Did you know the term \"nirvana fallacy\" before watching the movie?
▪ Treatment or prevention? Hans Rosling and the nirvana fallacy in Mozambique
In his hit book Factfulness, Hans Rosling also drew attention to the fact that an attempt to implement an ideal may stand in the way of introducing the solutions that will be the best at a given moment. More specifically, he talked about what to direct medical resources to in the poorest countries first in order to achieve the best result. In the chapter on the instinct to exaggerate, Rosling described a conversation he had with a friend when he was working as a doctor in Mozambique. The mother came to the hospital where Rosling was working with a child dehydrated from diarrhea. Rosling put the baby food tube on and told him to give the baby fluids through it. Rosling’s friend was furious with him for not giving the baby an IV drip. According to Rosling’s friend, this is exactly what Rosling should do, because they, as doctors, have a duty to do whatever it takes to help the patients in the hospital. And what did the author of the book answer?
He replied that they didn’t have to do everything for the hospital patients at all. It takes more time to put the drip in, and the nurses might not make sure the procedure goes as it should afterwards. The time he would spent putting on and keeping an eye on the drip, would be better used outside the hospital. Rosling felt it was better to allocate more resources to prevention. Thanks to that, he was able to save more children.

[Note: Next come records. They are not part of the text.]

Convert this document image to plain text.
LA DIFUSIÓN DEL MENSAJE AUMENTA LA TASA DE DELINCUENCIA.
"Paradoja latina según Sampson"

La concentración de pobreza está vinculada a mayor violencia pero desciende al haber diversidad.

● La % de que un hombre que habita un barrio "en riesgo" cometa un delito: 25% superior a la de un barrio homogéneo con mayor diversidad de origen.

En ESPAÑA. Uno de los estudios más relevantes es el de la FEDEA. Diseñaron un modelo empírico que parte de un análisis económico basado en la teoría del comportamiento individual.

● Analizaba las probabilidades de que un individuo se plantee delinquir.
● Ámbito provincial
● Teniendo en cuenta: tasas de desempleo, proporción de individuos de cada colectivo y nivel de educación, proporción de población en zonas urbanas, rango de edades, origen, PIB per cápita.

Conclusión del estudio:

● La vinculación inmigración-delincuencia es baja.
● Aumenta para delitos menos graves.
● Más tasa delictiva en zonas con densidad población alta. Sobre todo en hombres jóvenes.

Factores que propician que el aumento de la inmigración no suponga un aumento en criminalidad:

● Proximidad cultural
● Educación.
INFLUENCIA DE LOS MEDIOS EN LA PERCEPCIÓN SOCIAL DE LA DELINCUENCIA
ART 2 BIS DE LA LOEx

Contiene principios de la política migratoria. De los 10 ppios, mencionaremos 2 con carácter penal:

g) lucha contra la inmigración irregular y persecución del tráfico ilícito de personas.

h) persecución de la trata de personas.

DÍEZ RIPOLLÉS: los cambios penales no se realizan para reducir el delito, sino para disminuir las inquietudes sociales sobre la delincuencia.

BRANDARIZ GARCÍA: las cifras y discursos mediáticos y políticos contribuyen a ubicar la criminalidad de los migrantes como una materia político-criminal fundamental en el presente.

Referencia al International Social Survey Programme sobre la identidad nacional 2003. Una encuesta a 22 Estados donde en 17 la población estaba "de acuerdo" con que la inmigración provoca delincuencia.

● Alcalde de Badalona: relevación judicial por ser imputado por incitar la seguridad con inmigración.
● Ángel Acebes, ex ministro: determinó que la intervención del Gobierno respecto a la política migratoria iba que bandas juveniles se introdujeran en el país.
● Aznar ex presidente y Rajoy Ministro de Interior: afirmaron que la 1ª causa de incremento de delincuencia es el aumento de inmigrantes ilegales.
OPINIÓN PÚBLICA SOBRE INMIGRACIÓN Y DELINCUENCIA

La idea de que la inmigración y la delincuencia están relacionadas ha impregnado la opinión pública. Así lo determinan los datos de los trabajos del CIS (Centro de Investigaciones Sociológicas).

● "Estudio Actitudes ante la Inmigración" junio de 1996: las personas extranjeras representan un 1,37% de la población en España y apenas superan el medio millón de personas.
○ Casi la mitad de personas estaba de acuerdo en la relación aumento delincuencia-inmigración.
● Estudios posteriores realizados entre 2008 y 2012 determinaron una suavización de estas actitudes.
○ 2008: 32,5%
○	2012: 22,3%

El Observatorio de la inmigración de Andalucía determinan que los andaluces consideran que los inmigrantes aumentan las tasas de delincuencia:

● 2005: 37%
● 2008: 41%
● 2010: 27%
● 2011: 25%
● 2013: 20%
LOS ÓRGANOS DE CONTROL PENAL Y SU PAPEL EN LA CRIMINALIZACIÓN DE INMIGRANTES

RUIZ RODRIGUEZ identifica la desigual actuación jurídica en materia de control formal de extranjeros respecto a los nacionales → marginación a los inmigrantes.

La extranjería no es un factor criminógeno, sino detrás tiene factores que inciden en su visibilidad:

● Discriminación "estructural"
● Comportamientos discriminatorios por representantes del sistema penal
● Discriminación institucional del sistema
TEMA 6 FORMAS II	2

The resources available at that time were very limited and it was necessary to decide on a specific way of using them. Ideally, everyone could get the treatment they need. But the ideal was unattainable, and a choice had to be made. Therefore, it was decided to devote more resources to prevention rather than use in hospitals.
Unfortunately, the chosen solution was related to the fact that now fewer resources could be devoted to serious hospital cases, so some of them ended in death. Although it seems inhuman – and perhaps in a way it is – many more children in Mozambique have been rescued by opting for it.
Rosling’s situation can be summed up by the words of a nun working as a nurse in Congo and Tanzania, Ingegerd Rooth, cited by the author of Factfulness, who said that: “In the deepest poverty you should never do anything perfectly. If you do you are stealing resources from where they can be better used.”2 These words, as well as Rosling’s case, clearly show what the nirvana fallacy is – there are no perfect solutions, and each of them has some undesirable consequences.